Man was sentenced at Tullamore Circuit Court
AN Offaly drug dealer was keeping heroin in his turf shed, Tullamore Circuit Court heard.
Oliver Murphy, McAuley Drive, Birr had €17,374 worth of the drug when gardai searched it on November 25 last year, Judge Keenan Johnson was told.
Garda Helen Colleran told a sentencing hearing that guards spoke to Mr Murphy's mother when they called to his address and she said he was out the back in a shed.
Garda Colleran said €90 was found on the accused and a bag with 124 grams of heroin in it was found in the turf shed.
In interviews at the local garda station later, 43-year-old Mr Murphy admitted having the drug and said he had started on heroin when he was 17 and prior to his arrest was smoking seven to eight bags a day to relax.
He would sell six to seven grams a week for €70 a gram and the sales would be made using his mobile phone.
Garda Colleran said Mr Murphy stated he had paid €3,300 for the drugs which were found and he had been told at the time the amount was three ounces.
While he said that he may have been just holding the heroin for a short time at his address, he accepted the bag from the turf shed was his and he was going to use it to sell and get drugs for himself.
The court also heard that when his parents would go to bed at night he would cut a few bags in the sitting room.
He agreed with the gardai that he had a serious addiction and he would sell between €100 and €150 worth of heroin each to about five people and when they would pay him he would pay off his own debt and get more.
The accused had four previous convictions for possession of drugs for sale or supply dating back t0 2004 and had been given a number of suspended sentences, varying from two months up to 11 months.
In his own evidence Mr Murphy said he had been on heroin since he was 17 but had some breaks during that time, the longest being three years.
A plasterer by trade, work references from two former employers were handed in, including one who was a former garda and both indicated what a good and skilled worker he was.
Mr Murphy apologised for what he had done and said that because he would be turning 44 in June he knew he would have to get his life together now and change things.
He was satisfied that he now had a good counsellor who understood him and he was on a methadone programme where his prescription had reduced from 100ml to 69ml.
He was attending the Community Alcohol and Drugs Service every two weeks and was also conscious that he would have to be able to help his parents who were both in their 70s.
He had been in prison before and asked Judge Johnson for a chance on this occasion, saying there were plenty of people who would employ him.
“If I don't turn my life around now there is no future for me,” said Mr Murphy.
Judge Johnson said the offence was a very serious one because of the damaging and corrosive impact of the illicit use of drugs which were a scourge on modern society.
The accused was peddling misery by engaging in the sale and supply of heroin and that was ironic given his own situation with such an addictive drug.
At the same time, the judge said the accused struck him as an inherently decent individual but heroin was the kind of drug which kept dragging people back into addiction and it had blighted and completely destroyed Mr Murphy's life.
Judge Johnson also remarked that one of the reasons the accused fell off the wagon was because drugs services had been reduced during the lockdown.

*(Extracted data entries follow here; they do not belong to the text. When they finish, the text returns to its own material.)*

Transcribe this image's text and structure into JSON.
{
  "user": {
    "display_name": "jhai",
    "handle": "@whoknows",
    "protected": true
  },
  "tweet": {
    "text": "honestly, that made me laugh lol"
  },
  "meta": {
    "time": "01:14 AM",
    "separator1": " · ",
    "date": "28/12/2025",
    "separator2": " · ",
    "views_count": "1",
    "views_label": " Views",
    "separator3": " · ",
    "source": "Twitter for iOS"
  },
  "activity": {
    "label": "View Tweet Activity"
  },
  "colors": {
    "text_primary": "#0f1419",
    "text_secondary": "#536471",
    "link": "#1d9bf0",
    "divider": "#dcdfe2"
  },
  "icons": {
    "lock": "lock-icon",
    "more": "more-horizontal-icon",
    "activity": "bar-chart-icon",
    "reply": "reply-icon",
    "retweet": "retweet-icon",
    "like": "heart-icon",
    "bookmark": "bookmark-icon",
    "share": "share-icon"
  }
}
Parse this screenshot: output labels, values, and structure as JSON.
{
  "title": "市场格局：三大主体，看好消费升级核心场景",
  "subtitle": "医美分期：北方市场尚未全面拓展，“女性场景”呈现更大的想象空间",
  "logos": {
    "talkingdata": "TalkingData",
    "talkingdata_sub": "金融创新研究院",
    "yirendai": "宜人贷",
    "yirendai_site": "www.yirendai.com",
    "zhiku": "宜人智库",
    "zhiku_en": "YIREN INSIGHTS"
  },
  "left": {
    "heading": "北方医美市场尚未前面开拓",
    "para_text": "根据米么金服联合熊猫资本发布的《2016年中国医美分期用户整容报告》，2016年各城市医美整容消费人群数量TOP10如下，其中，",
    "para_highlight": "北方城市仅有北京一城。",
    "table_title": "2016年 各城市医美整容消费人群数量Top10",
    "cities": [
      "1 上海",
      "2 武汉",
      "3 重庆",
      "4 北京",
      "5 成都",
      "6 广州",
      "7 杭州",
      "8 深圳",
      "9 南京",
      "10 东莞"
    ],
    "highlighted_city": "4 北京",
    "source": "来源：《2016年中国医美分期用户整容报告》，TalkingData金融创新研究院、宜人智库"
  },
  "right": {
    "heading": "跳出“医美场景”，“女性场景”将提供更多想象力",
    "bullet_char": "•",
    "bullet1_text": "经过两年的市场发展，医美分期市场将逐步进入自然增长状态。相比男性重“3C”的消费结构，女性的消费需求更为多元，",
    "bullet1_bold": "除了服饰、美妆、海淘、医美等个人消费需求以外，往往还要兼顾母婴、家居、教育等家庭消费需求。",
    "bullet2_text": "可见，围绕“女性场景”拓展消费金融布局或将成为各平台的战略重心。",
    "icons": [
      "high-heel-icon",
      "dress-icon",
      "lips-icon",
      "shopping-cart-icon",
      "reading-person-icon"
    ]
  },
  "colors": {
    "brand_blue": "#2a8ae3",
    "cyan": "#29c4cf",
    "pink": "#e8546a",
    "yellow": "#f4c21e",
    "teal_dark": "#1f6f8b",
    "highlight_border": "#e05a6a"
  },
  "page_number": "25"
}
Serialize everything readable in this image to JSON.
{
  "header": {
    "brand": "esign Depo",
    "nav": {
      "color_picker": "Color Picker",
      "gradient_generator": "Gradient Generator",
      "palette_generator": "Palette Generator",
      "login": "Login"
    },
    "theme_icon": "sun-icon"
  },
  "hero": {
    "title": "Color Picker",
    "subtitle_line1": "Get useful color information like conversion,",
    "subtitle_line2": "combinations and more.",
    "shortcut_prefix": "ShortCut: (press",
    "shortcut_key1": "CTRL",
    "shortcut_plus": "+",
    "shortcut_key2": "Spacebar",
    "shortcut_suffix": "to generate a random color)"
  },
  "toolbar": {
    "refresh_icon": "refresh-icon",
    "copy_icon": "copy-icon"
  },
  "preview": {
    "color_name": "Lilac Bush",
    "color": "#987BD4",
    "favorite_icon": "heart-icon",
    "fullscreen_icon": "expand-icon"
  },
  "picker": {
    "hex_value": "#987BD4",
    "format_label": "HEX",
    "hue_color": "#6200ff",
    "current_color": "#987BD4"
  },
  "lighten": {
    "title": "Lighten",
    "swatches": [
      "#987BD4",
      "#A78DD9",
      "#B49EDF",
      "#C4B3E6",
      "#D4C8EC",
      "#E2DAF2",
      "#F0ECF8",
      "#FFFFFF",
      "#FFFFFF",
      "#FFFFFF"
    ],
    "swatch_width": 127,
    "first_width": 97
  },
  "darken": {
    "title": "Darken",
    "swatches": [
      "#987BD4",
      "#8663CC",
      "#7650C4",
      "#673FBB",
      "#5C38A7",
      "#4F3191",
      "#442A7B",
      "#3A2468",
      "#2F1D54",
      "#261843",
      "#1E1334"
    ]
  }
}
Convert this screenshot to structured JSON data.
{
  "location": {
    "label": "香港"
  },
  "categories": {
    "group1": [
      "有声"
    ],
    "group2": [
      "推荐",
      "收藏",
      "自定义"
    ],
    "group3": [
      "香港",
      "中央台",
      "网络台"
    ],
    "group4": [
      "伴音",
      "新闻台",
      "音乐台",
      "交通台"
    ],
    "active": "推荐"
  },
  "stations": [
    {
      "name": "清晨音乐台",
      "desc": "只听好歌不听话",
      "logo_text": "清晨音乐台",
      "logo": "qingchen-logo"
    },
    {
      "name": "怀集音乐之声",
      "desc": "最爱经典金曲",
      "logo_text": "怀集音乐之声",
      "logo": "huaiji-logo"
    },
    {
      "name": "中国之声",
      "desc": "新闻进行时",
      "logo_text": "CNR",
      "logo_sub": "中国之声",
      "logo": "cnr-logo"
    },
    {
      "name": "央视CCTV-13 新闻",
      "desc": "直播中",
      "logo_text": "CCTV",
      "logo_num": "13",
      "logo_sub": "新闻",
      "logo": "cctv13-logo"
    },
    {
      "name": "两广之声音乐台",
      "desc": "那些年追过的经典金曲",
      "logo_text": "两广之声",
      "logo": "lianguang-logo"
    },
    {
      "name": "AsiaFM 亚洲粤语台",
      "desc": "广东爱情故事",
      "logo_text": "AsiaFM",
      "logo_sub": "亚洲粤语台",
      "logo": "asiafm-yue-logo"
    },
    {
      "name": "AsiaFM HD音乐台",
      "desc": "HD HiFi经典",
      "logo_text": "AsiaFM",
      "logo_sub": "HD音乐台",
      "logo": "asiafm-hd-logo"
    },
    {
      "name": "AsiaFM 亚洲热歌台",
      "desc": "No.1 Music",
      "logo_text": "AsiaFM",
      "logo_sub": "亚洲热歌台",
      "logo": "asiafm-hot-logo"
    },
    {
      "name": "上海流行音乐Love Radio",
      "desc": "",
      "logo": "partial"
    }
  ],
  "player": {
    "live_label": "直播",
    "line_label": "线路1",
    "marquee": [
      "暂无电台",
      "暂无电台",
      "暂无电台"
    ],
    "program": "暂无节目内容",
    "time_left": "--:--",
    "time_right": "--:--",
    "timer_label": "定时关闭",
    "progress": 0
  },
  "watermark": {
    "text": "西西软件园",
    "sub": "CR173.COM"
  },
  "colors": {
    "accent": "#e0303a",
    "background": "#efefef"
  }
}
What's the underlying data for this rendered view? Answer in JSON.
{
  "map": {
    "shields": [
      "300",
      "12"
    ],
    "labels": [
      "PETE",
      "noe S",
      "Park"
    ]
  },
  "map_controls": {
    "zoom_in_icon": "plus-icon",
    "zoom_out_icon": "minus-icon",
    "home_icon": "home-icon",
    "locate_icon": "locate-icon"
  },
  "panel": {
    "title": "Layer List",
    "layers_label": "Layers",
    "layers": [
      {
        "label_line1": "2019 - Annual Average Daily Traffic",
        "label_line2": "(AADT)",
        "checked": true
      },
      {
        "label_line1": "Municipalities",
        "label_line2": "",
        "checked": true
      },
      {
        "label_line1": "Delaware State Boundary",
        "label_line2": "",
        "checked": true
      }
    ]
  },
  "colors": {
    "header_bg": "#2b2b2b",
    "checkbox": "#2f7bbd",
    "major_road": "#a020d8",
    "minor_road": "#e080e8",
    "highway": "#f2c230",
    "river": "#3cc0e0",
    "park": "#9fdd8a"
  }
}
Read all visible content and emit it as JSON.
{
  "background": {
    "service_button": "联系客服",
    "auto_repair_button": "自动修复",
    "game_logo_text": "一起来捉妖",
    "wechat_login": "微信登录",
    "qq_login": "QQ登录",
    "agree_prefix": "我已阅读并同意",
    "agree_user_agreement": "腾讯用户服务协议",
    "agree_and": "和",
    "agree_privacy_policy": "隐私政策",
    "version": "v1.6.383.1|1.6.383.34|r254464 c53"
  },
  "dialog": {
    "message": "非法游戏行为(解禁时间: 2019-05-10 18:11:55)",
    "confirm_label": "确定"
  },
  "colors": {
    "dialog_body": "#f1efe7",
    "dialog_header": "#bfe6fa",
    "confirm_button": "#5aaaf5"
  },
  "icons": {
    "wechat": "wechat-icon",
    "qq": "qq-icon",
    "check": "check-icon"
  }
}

The man also had a history of depression and anxiety.
He set the headline sentence at seven-and-a-half years and taking mitigating factors into account, a five-year sentence was appropriate, with the final three years suspended.
The conditions of the suspension are that Mr Murphy enter into a five-year bond to keep the peace, remain under the supervision of the Probation Service for 18 months, submit urine samples for analysis and engage with Narcotics Anonymous.
Before the accused was led away to begin his two-year sentence Judge Johnson told him he very much regretted having to impose a custodial term but he had to do so.